Kitaba önsöz yazan V. Günyol'un, Camus'yü, yazarın sanki öyle bir iddiası varmış gibi "zamanımızın peygamberi" olarak tanımlaması ve kraldan çok kralcı olması canımı sıktı. Peygamber kelimesini hangi anlamda kullandığını az çok tahmin edebiliyorum ve bunu bir yere kadar maruz görebilirim. Ancak, Camus'nün felsefesini bir hadis ile kıyaslama yaparak açıklamasını maruz göremem. Günyol’un, -en azından yazdığı şekilde- öyle bir hadis olmadığını bilmemesine mi veya doğrusunu öğrenmediğine mi, yoksa kendi dinine karşı "Yabancı" kalmasına mı yanayım bilemedim.
Kitabı okuyanlara şiddetle Dr. Mutluhan İzmir 'in
"CAMUS, YABANCI VE CEZAYİR SOYKIRIMI" adlı kitap analizini okumalarını tavsiye ederim.(Google'da aratıp, tam metin okuyabilirsiniz.) Bu yazıdan sonra romana çok farklı bir pencereden bakacaksınız.

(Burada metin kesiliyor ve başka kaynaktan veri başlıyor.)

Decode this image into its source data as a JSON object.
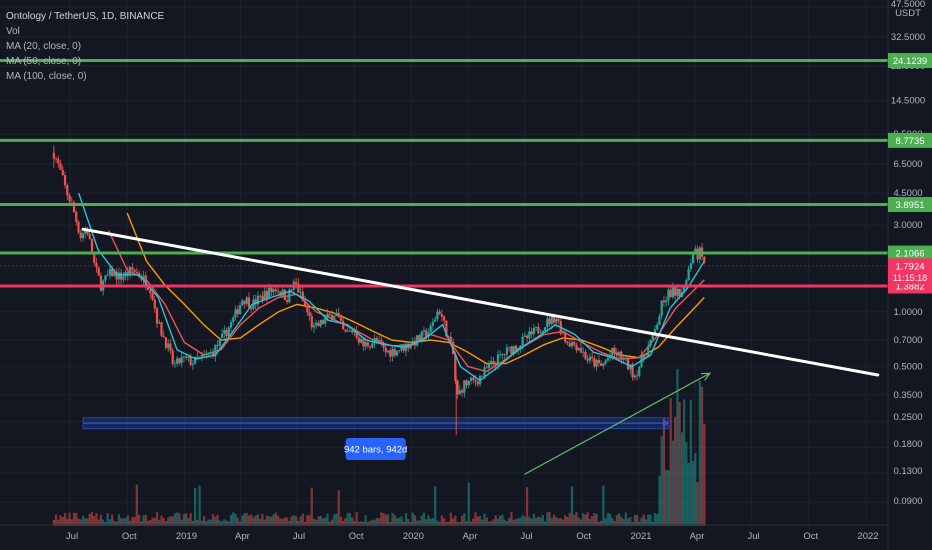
{
  "legend": {
    "title": "Ontology / TetherUS, 1D, BINANCE",
    "vol": "Vol",
    "ma20": "MA (20, close, 0)",
    "ma50": "MA (50, close, 0)",
    "ma100": "MA (100, close, 0)"
  },
  "colors": {
    "background": "#131722",
    "level_green": "#4caf50",
    "level_red": "#f23664",
    "trendline": "#ffffff",
    "ma20": "#26c6da",
    "ma50": "#ef5350",
    "ma100": "#ff9800",
    "arrow": "#66bb6a",
    "measure": "#2962ff"
  },
  "chart_data": {
    "type": "candlestick",
    "title": "Ontology / TetherUS, 1D, BINANCE",
    "y_scale": "log",
    "y_unit": "USDT",
    "x_tick_labels": [
      "Jul",
      "Oct",
      "2019",
      "Apr",
      "Jul",
      "Oct",
      "2020",
      "Apr",
      "Jul",
      "Oct",
      "2021",
      "Apr",
      "Jul",
      "Oct",
      "2022"
    ],
    "x_tick_dates": [
      "2018-07",
      "2018-10",
      "2019-01",
      "2019-04",
      "2019-07",
      "2019-10",
      "2020-01",
      "2020-04",
      "2020-07",
      "2020-10",
      "2021-01",
      "2021-04",
      "2021-07",
      "2021-10",
      "2022-01"
    ],
    "y_tick_labels": [
      "47.5000",
      "32.5000",
      "22.5000",
      "14.5000",
      "9.5000",
      "6.5000",
      "4.5000",
      "3.0000",
      "1.0000",
      "0.7000",
      "0.5000",
      "0.3500",
      "0.2500",
      "0.1800",
      "0.1300",
      "0.0900"
    ],
    "price_path": [
      [
        "2018-06-05",
        7.5
      ],
      [
        "2018-06-15",
        6.0
      ],
      [
        "2018-06-25",
        4.6
      ],
      [
        "2018-07-05",
        3.8
      ],
      [
        "2018-07-18",
        2.6
      ],
      [
        "2018-07-28",
        2.9
      ],
      [
        "2018-08-10",
        1.75
      ],
      [
        "2018-08-20",
        1.4
      ],
      [
        "2018-09-05",
        1.65
      ],
      [
        "2018-09-20",
        1.55
      ],
      [
        "2018-10-10",
        1.7
      ],
      [
        "2018-10-25",
        1.55
      ],
      [
        "2018-11-08",
        1.35
      ],
      [
        "2018-11-20",
        0.85
      ],
      [
        "2018-12-05",
        0.65
      ],
      [
        "2018-12-15",
        0.5
      ],
      [
        "2018-12-28",
        0.55
      ],
      [
        "2019-01-15",
        0.53
      ],
      [
        "2019-02-01",
        0.56
      ],
      [
        "2019-02-15",
        0.6
      ],
      [
        "2019-03-01",
        0.7
      ],
      [
        "2019-03-20",
        0.9
      ],
      [
        "2019-04-05",
        1.2
      ],
      [
        "2019-04-20",
        1.1
      ],
      [
        "2019-05-10",
        1.25
      ],
      [
        "2019-05-28",
        1.35
      ],
      [
        "2019-06-15",
        1.2
      ],
      [
        "2019-06-28",
        1.45
      ],
      [
        "2019-07-15",
        1.05
      ],
      [
        "2019-07-28",
        0.8
      ],
      [
        "2019-08-15",
        0.9
      ],
      [
        "2019-09-01",
        1.0
      ],
      [
        "2019-09-15",
        0.75
      ],
      [
        "2019-10-01",
        0.8
      ],
      [
        "2019-10-15",
        0.65
      ],
      [
        "2019-11-05",
        0.7
      ],
      [
        "2019-11-20",
        0.6
      ],
      [
        "2019-12-10",
        0.62
      ],
      [
        "2020-01-10",
        0.7
      ],
      [
        "2020-02-01",
        0.8
      ],
      [
        "2020-02-14",
        1.05
      ],
      [
        "2020-02-28",
        0.75
      ],
      [
        "2020-03-10",
        0.55
      ],
      [
        "2020-03-13",
        0.33
      ],
      [
        "2020-03-25",
        0.4
      ],
      [
        "2020-04-15",
        0.42
      ],
      [
        "2020-05-05",
        0.5
      ],
      [
        "2020-06-01",
        0.6
      ],
      [
        "2020-07-01",
        0.7
      ],
      [
        "2020-08-01",
        0.85
      ],
      [
        "2020-08-20",
        0.95
      ],
      [
        "2020-09-05",
        0.7
      ],
      [
        "2020-09-25",
        0.65
      ],
      [
        "2020-10-10",
        0.55
      ],
      [
        "2020-11-01",
        0.5
      ],
      [
        "2020-11-20",
        0.6
      ],
      [
        "2020-12-05",
        0.56
      ],
      [
        "2020-12-25",
        0.45
      ],
      [
        "2021-01-10",
        0.58
      ],
      [
        "2021-01-25",
        0.75
      ],
      [
        "2021-02-10",
        1.2
      ],
      [
        "2021-02-25",
        1.3
      ],
      [
        "2021-03-05",
        1.25
      ],
      [
        "2021-03-20",
        1.6
      ],
      [
        "2021-03-30",
        2.3
      ],
      [
        "2021-04-05",
        2.0
      ],
      [
        "2021-04-08",
        2.5
      ],
      [
        "2021-04-12",
        1.9
      ],
      [
        "2021-04-16",
        1.79
      ]
    ],
    "ma20_path": [
      [
        "2018-07-15",
        4.5
      ],
      [
        "2018-08-15",
        2.2
      ],
      [
        "2018-09-15",
        1.6
      ],
      [
        "2018-10-20",
        1.6
      ],
      [
        "2018-11-20",
        1.2
      ],
      [
        "2018-12-20",
        0.62
      ],
      [
        "2019-01-20",
        0.55
      ],
      [
        "2019-02-20",
        0.58
      ],
      [
        "2019-03-20",
        0.78
      ],
      [
        "2019-04-20",
        1.1
      ],
      [
        "2019-05-20",
        1.2
      ],
      [
        "2019-06-20",
        1.3
      ],
      [
        "2019-07-20",
        1.15
      ],
      [
        "2019-08-20",
        0.9
      ],
      [
        "2019-09-20",
        0.85
      ],
      [
        "2019-10-20",
        0.7
      ],
      [
        "2019-11-20",
        0.66
      ],
      [
        "2019-12-20",
        0.64
      ],
      [
        "2020-01-20",
        0.7
      ],
      [
        "2020-02-20",
        0.85
      ],
      [
        "2020-03-20",
        0.5
      ],
      [
        "2020-04-20",
        0.42
      ],
      [
        "2020-05-20",
        0.5
      ],
      [
        "2020-06-20",
        0.62
      ],
      [
        "2020-07-20",
        0.72
      ],
      [
        "2020-08-20",
        0.85
      ],
      [
        "2020-09-20",
        0.75
      ],
      [
        "2020-10-20",
        0.6
      ],
      [
        "2020-11-20",
        0.56
      ],
      [
        "2020-12-20",
        0.5
      ],
      [
        "2021-01-20",
        0.58
      ],
      [
        "2021-02-20",
        1.05
      ],
      [
        "2021-03-20",
        1.35
      ],
      [
        "2021-04-16",
        1.9
      ]
    ],
    "ma50_path": [
      [
        "2018-09-01",
        2.8
      ],
      [
        "2018-10-01",
        1.7
      ],
      [
        "2018-11-01",
        1.5
      ],
      [
        "2018-12-01",
        1.1
      ],
      [
        "2019-01-01",
        0.68
      ],
      [
        "2019-02-01",
        0.58
      ],
      [
        "2019-03-01",
        0.62
      ],
      [
        "2019-04-01",
        0.85
      ],
      [
        "2019-05-01",
        1.05
      ],
      [
        "2019-06-01",
        1.2
      ],
      [
        "2019-07-01",
        1.25
      ],
      [
        "2019-08-01",
        1.0
      ],
      [
        "2019-09-01",
        0.9
      ],
      [
        "2019-10-01",
        0.8
      ],
      [
        "2019-11-01",
        0.7
      ],
      [
        "2019-12-01",
        0.65
      ],
      [
        "2020-01-01",
        0.66
      ],
      [
        "2020-02-01",
        0.75
      ],
      [
        "2020-03-01",
        0.7
      ],
      [
        "2020-04-01",
        0.5
      ],
      [
        "2020-05-01",
        0.47
      ],
      [
        "2020-06-01",
        0.55
      ],
      [
        "2020-07-01",
        0.65
      ],
      [
        "2020-08-01",
        0.75
      ],
      [
        "2020-09-01",
        0.78
      ],
      [
        "2020-10-01",
        0.68
      ],
      [
        "2020-11-01",
        0.6
      ],
      [
        "2020-12-01",
        0.55
      ],
      [
        "2021-01-01",
        0.56
      ],
      [
        "2021-02-01",
        0.75
      ],
      [
        "2021-03-01",
        1.05
      ],
      [
        "2021-04-16",
        1.5
      ]
    ],
    "ma100_path": [
      [
        "2018-10-01",
        3.5
      ],
      [
        "2018-11-01",
        1.9
      ],
      [
        "2018-12-01",
        1.4
      ],
      [
        "2019-01-01",
        1.1
      ],
      [
        "2019-02-01",
        0.85
      ],
      [
        "2019-03-01",
        0.7
      ],
      [
        "2019-04-01",
        0.72
      ],
      [
        "2019-05-01",
        0.85
      ],
      [
        "2019-06-01",
        1.0
      ],
      [
        "2019-07-01",
        1.1
      ],
      [
        "2019-08-01",
        1.05
      ],
      [
        "2019-09-01",
        0.98
      ],
      [
        "2019-10-01",
        0.88
      ],
      [
        "2019-11-01",
        0.78
      ],
      [
        "2019-12-01",
        0.7
      ],
      [
        "2020-01-01",
        0.68
      ],
      [
        "2020-02-01",
        0.7
      ],
      [
        "2020-03-01",
        0.68
      ],
      [
        "2020-04-01",
        0.6
      ],
      [
        "2020-05-01",
        0.52
      ],
      [
        "2020-06-01",
        0.52
      ],
      [
        "2020-07-01",
        0.58
      ],
      [
        "2020-08-01",
        0.66
      ],
      [
        "2020-09-01",
        0.72
      ],
      [
        "2020-10-01",
        0.7
      ],
      [
        "2020-11-01",
        0.64
      ],
      [
        "2020-12-01",
        0.58
      ],
      [
        "2021-01-01",
        0.56
      ],
      [
        "2021-02-01",
        0.64
      ],
      [
        "2021-03-01",
        0.82
      ],
      [
        "2021-04-16",
        1.2
      ]
    ],
    "horizontal_levels": [
      {
        "price": 24.1239,
        "label": "24.1239",
        "color": "#4caf50"
      },
      {
        "price": 8.7735,
        "label": "8.7735",
        "color": "#4caf50"
      },
      {
        "price": 3.8951,
        "label": "3.8951",
        "color": "#4caf50"
      },
      {
        "price": 2.1066,
        "label": "2.1066",
        "color": "#4caf50"
      },
      {
        "price": 1.3882,
        "label": "1.3882",
        "color": "#f23664"
      }
    ],
    "current_price": {
      "price": 1.7924,
      "label": "1.7924",
      "countdown": "11:15:18",
      "color": "#f23664"
    },
    "trendline": {
      "from": [
        "2018-07-22",
        2.85
      ],
      "to": [
        "2022-01-20",
        0.45
      ]
    },
    "measure_box": {
      "from_date": "2018-07-22",
      "to_date": "2021-02-17",
      "high": 0.262,
      "low": 0.228,
      "label": "942 bars, 942d"
    },
    "arrow": {
      "from": [
        "2020-07-01",
        0.128
      ],
      "to": [
        "2021-04-25",
        0.46
      ]
    }
  }
}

her okuyuşta "benlik" ve "kendilik" algısını sorgulama sebebi bir kitap. ve evet biraz yabancıdır herkes, önce kendine, sonra herkese.
Her açıdan kusursuz bir anlatı olduğunu söyleyemem, zira anlattığı şey çok da güzel değil. Yalnızca anlattığı şey için fazla isabetli.
Sayfa sayısı ile etkisi ters orantılı bir kitap, az laf ile çok şey anlatmış Albert Camus. Okumak lazım.